Since that and The Tasmanian Babes Fiasco, of which I remember nothing but laughing hysterically when he and his friends crashed a party by crashing a van into the side of the house, wearing only one sock each (and yes, only one sock each, no other clothing) John Birmingham has forsaken toiling in the mine of Awful Things That Happened To A Mate Of Mine, and now writes military fiction where F-35 fighters and battlecruisers travel back in time to the Second World War. Sadly I can't get on with that, so I'm depressed that I can't spend the rest of my life reading about people who paint every inch of their room black, or have hilariously questionable hygiene. As long as it's on the other side of the equator, it can't hurt me.
I wrote my address in my copy of He Died With A Felafel In His Hand, and gave it away, telling everyone to read it, pass it on, and then write me a postcard. I got one postcard, from 'Gary' somewhere in Thailand, a year later, which was a bit strange. Come to think of it, it was a bit strange to ask random strangers/friends of friends of friends to write me postcards, but they did get a free book out of it.
Many years later, I found the DVD of the movie of the book, which misses out a lot of the brainshrinking mentalism of the book (including that wonderful mix of simile and metaphor from Birmingham, "until your head fell to pieces, like a chocolate orange") but does have a bunch of skinheads chainsawing a house apart. So nothing's all bad. And then this week, lonely in a hotel room, I fired up my computer and downloaded an electronic copy of the book to my laptop to read.
Just like reading Dickens on a plane, this produces feelings of confusion for me. At once it's something wonderful and cool, and at the same time it's strange that we're possibly making it much easier to read books that otherwise would be quite ephemeral, gone forever after they dropped off the bestseller list. (Although I imagine that Felafel was one of those cult hits that you probably couldn't retire from.) There's something to be said about how this will not seem anything special to somebody born only a couple of decades after me, but it's already been said by others. What I will say is that the OCR used to turn this book from printed pages into a Kindle file wasn't perfect and there-are per-haps too many cases of hy-phens when per-haps there should-not be. Nothing's perfect, but nothing's fatal either.

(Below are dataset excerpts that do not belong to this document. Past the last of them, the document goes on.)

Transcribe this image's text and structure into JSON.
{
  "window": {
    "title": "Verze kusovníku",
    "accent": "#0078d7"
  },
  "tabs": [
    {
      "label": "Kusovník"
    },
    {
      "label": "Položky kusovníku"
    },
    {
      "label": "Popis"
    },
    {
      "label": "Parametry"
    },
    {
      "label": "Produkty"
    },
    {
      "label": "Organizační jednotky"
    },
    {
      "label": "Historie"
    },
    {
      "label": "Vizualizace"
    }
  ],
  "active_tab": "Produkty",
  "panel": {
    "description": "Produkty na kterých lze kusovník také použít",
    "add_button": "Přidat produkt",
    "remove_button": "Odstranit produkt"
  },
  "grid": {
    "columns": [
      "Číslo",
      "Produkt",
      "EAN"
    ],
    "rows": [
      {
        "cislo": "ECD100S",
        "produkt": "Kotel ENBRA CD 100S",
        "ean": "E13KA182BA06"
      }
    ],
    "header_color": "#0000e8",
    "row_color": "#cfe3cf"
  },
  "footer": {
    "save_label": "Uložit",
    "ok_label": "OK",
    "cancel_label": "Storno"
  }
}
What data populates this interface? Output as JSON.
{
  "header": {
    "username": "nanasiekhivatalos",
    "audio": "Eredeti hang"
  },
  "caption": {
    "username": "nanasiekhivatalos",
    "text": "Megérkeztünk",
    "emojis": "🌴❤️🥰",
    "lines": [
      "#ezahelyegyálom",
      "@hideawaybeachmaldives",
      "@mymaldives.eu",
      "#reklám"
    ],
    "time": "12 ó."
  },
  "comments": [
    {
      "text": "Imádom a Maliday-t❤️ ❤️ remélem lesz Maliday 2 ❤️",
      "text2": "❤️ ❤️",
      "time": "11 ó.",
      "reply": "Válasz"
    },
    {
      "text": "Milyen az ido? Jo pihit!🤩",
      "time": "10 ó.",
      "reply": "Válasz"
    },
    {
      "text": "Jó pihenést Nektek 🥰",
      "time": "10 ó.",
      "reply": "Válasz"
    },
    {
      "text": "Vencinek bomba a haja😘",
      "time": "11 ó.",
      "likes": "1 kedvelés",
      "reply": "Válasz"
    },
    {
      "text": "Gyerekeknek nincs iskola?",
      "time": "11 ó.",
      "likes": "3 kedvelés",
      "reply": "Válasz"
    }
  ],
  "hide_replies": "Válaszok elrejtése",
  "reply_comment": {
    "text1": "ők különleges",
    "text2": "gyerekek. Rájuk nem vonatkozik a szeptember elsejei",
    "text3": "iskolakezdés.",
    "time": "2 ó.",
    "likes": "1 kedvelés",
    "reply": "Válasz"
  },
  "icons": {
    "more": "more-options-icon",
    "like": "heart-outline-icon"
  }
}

Next week it's the Fifth Hong Kong Comedy Festival, and my fourth attempt to get to the finals of Hong Kong's Funniest English-speaking Comedian competition. As long as I don't set myself on fire, fall off the stage, accidentally grope a member of the audience, go over time or forget to be at least as funny as every other person that night, I might have some chance of getting through. Wish me luck!